Bill Harry, founder and editor of the music newspaper Mersey Beat that was on the scene at the dawn of The Beatles and chronicled their historic rise to fame from its infancy, told Beatles Examiner he is working diligently to preserve his Beatles archives and find a permanent home for them in Liverpool. “It was the loss of so many items from Merseyside over the years which first inspired me to approach Neil Aspinall at Apple to suggest a Beatles Archives,” he said. “He eventually turned the idea down. I also had meetings at John Moore’s University regarding a Beatles and Mersey Beat Archive, but nothing came of it, so I started it up myself.”
Harry said that years ago Johnny Byrne of the Hurricanes had collected an invaluable collection of Mersey Beat memorabilia, but when Byrne passed away, it was sold around the world. “Cavern disc jockey Bob Wooler had a huge collection of Beatles and Mersey Beat items, but they have now been selling on the internet and vanishing from Liverpool,” he said. “Liverpool auctions are also selling off memorabilia which is being dissipated around the world. Most recently, Harry Prytherch of the Remo Four passed away and I’m sure his large Beatles/Mersey Beat collection will find other homes.”
The solution is a Liverpool archive of Beat memorabilia. “There needed to be a collection which would eventually find a permanent home in Liverpool, which is eventually where my vast collection will settle,” he said. “During various moves I made over the decades, much of my own collection had to be left behind due to lack of space. Currently I rent a storage unit and have been buying items on the internet for the past few years to add to my collection. In addition, fans from around the world who have heard about the archive have sent me films, photographs, fanzines, magazines and clippings.
“I have thousands of items stored away in plastic boxes including original manuscripts such as Allan Williams’ original book which was ghosted by Bob Azurdia; hundreds of letters from people such as Neil Aspinall, Derek Taylor and Bob Wooler; videos of virtually every televised appearance by the Beatles; audio tapes of interviews; DVDs, vinyl singles and albums and CDs of virtually everything ever recorded by original Mersey Beat groups.”
He says there are also over 500 photos he took of groups myself, still unpublished, and several hundred Beatles photos, at least 200 of them unpublished. In addition, there are nearly 1,000 interviews with Mersey musicians, over 1,000 books, more than 1,000 fanzines and hundreds of magazines. There are also photos of the various displays from the original Beatles City, photos from the opening night of the new Cavern; posters, leaflets, invitation cards, group business cards and thousands of other items.

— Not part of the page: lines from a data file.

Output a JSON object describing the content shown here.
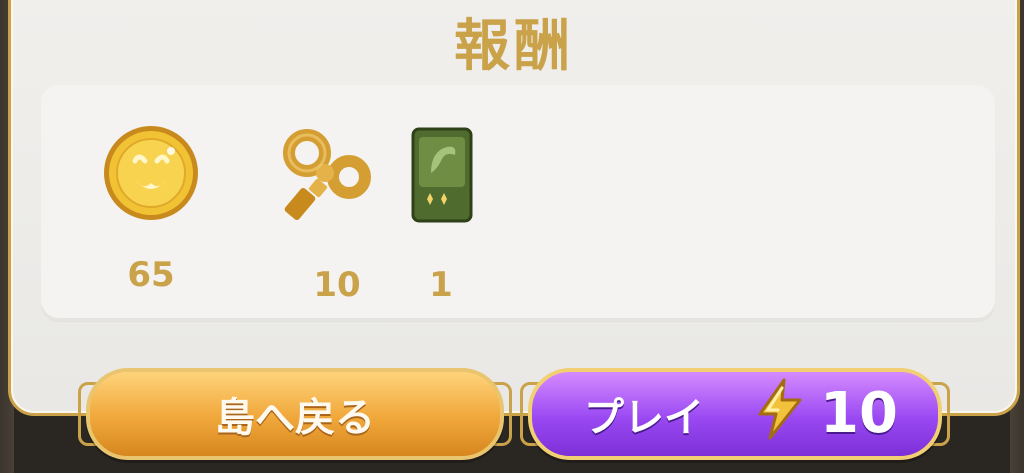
{
  "header": {
    "title": "報酬"
  },
  "rewards": [
    {
      "icon": "gold-coin-icon",
      "count": "65"
    },
    {
      "icon": "wind-up-key-icon",
      "count": "10"
    },
    {
      "icon": "green-card-pack-icon",
      "count": "1"
    }
  ],
  "buttons": {
    "back_label": "島へ戻る",
    "play_label": "プレイ",
    "play_cost": "10"
  },
  "colors": {
    "gold_text": "#c9a24a",
    "panel_bg": "#eeece9",
    "back_button": "#f0a73a",
    "play_button": "#9a49f2"
  }
}
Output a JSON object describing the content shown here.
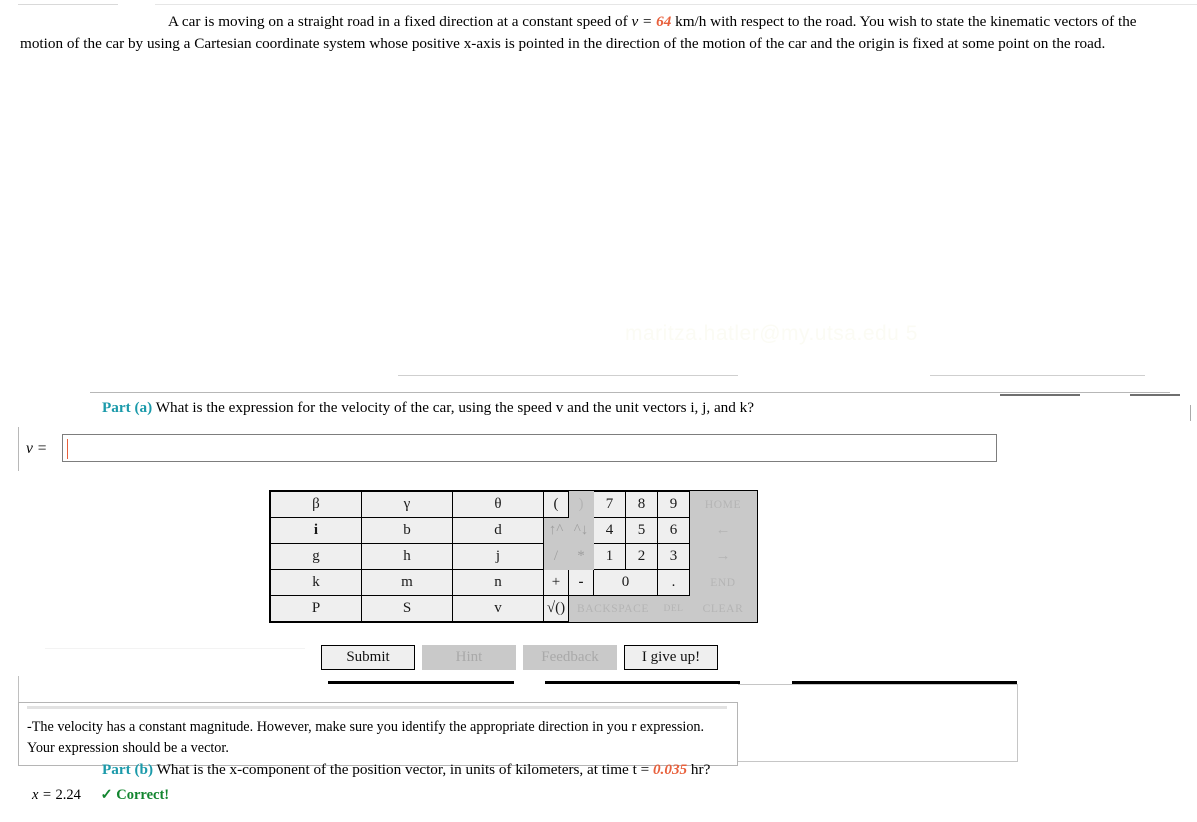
{
  "problem": {
    "text_before_value": "A car is moving on a straight road in a fixed direction at a constant speed of ",
    "speed_symbol": "v = ",
    "speed_value": "64",
    "text_after_value": " km/h with respect to the road. You wish to state the kinematic vectors of the motion of the car by using a Cartesian coordinate system whose positive x-axis is pointed in the direction of the motion of the car and the origin is fixed at some point on the road."
  },
  "watermark": {
    "text": "maritza.hatler@my.utsa.edu 5"
  },
  "part_a": {
    "label": "Part (a)",
    "question": "What is the expression for the velocity of the car, using the speed v and the unit vectors i, j, and k?",
    "answer_variable": "v =",
    "answer_value": "",
    "answer_placeholder": ""
  },
  "keypad": {
    "rows": [
      [
        {
          "label": "β",
          "kind": "sym"
        },
        {
          "label": "γ",
          "kind": "sym"
        },
        {
          "label": "θ",
          "kind": "sym"
        },
        {
          "label": "(",
          "kind": "paren"
        },
        {
          "label": ")",
          "kind": "paren-disabled"
        },
        {
          "label": "7",
          "kind": "num"
        },
        {
          "label": "8",
          "kind": "num"
        },
        {
          "label": "9",
          "kind": "num"
        },
        {
          "label": "HOME",
          "kind": "nav-disabled"
        }
      ],
      [
        {
          "label": "i",
          "kind": "sym-bold"
        },
        {
          "label": "b",
          "kind": "sym"
        },
        {
          "label": "d",
          "kind": "sym"
        },
        {
          "label": "↑^",
          "kind": "op-disabled"
        },
        {
          "label": "^↓",
          "kind": "op-disabled"
        },
        {
          "label": "4",
          "kind": "num"
        },
        {
          "label": "5",
          "kind": "num"
        },
        {
          "label": "6",
          "kind": "num"
        },
        {
          "label": "←",
          "kind": "nav-disabled"
        }
      ],
      [
        {
          "label": "g",
          "kind": "sym"
        },
        {
          "label": "h",
          "kind": "sym"
        },
        {
          "label": "j",
          "kind": "sym"
        },
        {
          "label": "/",
          "kind": "op-disabled"
        },
        {
          "label": "*",
          "kind": "op-disabled"
        },
        {
          "label": "1",
          "kind": "num"
        },
        {
          "label": "2",
          "kind": "num"
        },
        {
          "label": "3",
          "kind": "num"
        },
        {
          "label": "→",
          "kind": "nav-disabled"
        }
      ],
      [
        {
          "label": "k",
          "kind": "sym"
        },
        {
          "label": "m",
          "kind": "sym"
        },
        {
          "label": "n",
          "kind": "sym"
        },
        {
          "label": "+",
          "kind": "paren"
        },
        {
          "label": "-",
          "kind": "paren"
        },
        {
          "label": "0",
          "kind": "num-wide"
        },
        {
          "label": ".",
          "kind": "num"
        },
        {
          "label": "END",
          "kind": "nav-disabled"
        }
      ],
      [
        {
          "label": "P",
          "kind": "sym"
        },
        {
          "label": "S",
          "kind": "sym"
        },
        {
          "label": "v",
          "kind": "sym"
        },
        {
          "label": "√()",
          "kind": "paren"
        },
        {
          "label": "BACKSPACE",
          "kind": "backspace-disabled"
        },
        {
          "label": "DEL",
          "kind": "del-disabled"
        },
        {
          "label": "CLEAR",
          "kind": "nav-disabled"
        }
      ]
    ]
  },
  "actions": {
    "submit": "Submit",
    "hint": "Hint",
    "feedback": "Feedback",
    "give_up": "I give up!"
  },
  "hint_box": {
    "text": "-The velocity has a constant magnitude. However, make sure you identify the appropriate direction in you r expression. Your expression should be a vector."
  },
  "part_b": {
    "label": "Part (b)",
    "question_before": "What is the x-component of the position vector, in units of kilometers, at time t = ",
    "time_value": "0.035",
    "question_after": " hr?",
    "answer_variable": "x = ",
    "answer_value": "2.24",
    "status_icon": "✓",
    "status_text": "Correct!"
  },
  "colors": {
    "accent_part_label": "#1b9aaa",
    "given_value": "#e8603c",
    "correct": "#12852f",
    "keypad_enabled_bg": "#efefef",
    "keypad_disabled_bg": "#c9c9c9",
    "caret": "#e8603c"
  }
}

Featured with this story in the slide show are three images from Harry’s Mersey Beat Awards Show at the Majestic Ballroom, Birkenhead. He say it was “when I gave the Beatles their first-ever award as the Mersey Beat Poll Winners of Most Popular Group in the North West of England.”
He says he would like Beatles fans to help me in retaining Beatles history for posterity by contributing items such as clippings, articles, fanzines, DVDs, CDs etc. They could do this and still retain their originals by perhaps sending me photostats of clippings and articles, some fans might like to donate items they had intended getting rid of.”
About the project, he says, “This is an archive I set up some years ago to protect Beatles and Mersey Beat items for posterity and to have them eventually find a home in Liverpool, probably at one of the universities,” he said. “The Beatles and Mersey Beat Archive will never been broken up and will one day find its permanent home in Liverpool.”